1650. Lowest Common Ancestor of a Binary Tree III

1650. Lowest Common Ancestor of a Binary Tree III

Description

Difficulty: Medium

Related Topics: Hash Table, Tree, Binary Tree

Given two nodes of a binary tree p and q, return their lowest common ancestor (LCA).

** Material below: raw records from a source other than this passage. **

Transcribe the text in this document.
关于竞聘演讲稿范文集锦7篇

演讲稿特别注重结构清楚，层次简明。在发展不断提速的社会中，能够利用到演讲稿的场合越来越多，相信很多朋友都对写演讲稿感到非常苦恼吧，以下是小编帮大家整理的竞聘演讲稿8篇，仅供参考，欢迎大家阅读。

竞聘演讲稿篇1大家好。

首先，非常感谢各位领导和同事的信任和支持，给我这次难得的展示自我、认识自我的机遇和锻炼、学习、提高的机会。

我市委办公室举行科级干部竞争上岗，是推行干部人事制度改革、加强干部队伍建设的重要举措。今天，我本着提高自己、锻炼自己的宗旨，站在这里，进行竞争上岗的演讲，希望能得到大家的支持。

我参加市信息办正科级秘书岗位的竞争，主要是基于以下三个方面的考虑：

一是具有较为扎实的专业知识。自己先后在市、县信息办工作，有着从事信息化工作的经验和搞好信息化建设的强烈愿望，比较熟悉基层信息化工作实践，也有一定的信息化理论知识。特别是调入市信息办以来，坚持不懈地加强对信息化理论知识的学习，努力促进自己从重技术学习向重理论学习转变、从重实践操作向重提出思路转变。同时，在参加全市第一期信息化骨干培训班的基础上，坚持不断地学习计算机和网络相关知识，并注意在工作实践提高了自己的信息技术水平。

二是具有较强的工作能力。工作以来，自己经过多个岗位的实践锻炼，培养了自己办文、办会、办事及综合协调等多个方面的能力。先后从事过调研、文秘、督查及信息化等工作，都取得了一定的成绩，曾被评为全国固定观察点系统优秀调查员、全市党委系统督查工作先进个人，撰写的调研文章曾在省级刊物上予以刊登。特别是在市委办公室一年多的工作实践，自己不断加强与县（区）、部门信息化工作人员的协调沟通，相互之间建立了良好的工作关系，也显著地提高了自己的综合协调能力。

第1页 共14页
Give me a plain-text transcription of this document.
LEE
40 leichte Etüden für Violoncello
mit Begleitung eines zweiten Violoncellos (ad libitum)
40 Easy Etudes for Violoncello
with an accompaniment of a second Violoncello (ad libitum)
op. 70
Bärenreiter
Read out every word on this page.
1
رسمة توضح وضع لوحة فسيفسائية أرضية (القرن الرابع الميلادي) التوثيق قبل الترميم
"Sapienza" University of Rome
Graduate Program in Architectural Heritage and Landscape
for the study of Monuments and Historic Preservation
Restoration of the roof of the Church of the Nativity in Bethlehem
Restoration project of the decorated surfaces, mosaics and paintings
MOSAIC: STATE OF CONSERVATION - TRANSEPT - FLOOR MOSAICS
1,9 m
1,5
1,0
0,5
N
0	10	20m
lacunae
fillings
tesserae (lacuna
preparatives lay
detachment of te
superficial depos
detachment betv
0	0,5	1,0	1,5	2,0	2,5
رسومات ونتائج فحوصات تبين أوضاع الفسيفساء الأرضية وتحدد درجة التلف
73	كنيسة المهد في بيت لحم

Each node will have a reference to its parent node. The definition for Node is below:

class Node {
    public int val;
    public Node left;
    public Node right;
    public Node parent;
}

According to the definition of LCA on Wikipedia: “The lowest common ancestor of two nodes p and q in a tree T is the lowest node that has both p and q as descendants (where we allow a node to be a descendant of itself).”

Example 1:

Input: root = [3,5,1,6,2,0,8,null,null,7,4], p = 5, q = 1
Output: 3
Explanation: The LCA of nodes 5 and 1 is 3.

Example 2:

Input: root = [3,5,1,6,2,0,8,null,null,7,4], p = 5, q = 4
Output: 5
Explanation: The LCA of nodes 5 and 4 is 5 since a node can be a descendant of itself according to the LCA definition.

Example 3:

Input: root = [1,2], p = 1, q = 2
Output: 1

Constraints:

• The number of nodes in the tree is in the range [2, 10⁵].
• -10⁹ <= Node.val <= 10⁹
• All Node.val are unique.
• p != q
• p and q exist in the tree.

Hints/Notes

• 2023/08/30
• It’s actually find the intersection of 2 lists
• No solution from leetcode

Solution

Language: C++

/*
// Definition for a Node.
class Node {
public:
    int val;
    Node* left;
    Node* right;
    Node* parent;
};
*/

class Solution {
public:
    Node* lowestCommonAncestor(Node* p, Node * q) {
        Node *h1 = p, *h2 = q;
        while (h1 != h2) {
            if (h1 == nullptr) {
                h1 = q;
            } else {
                h1 = h1->parent;
            }
            if (h2 == nullptr) {
                h2 = p;
            } else {
                h2 = h2->parent;
            }
        }
        return h1;
    }
};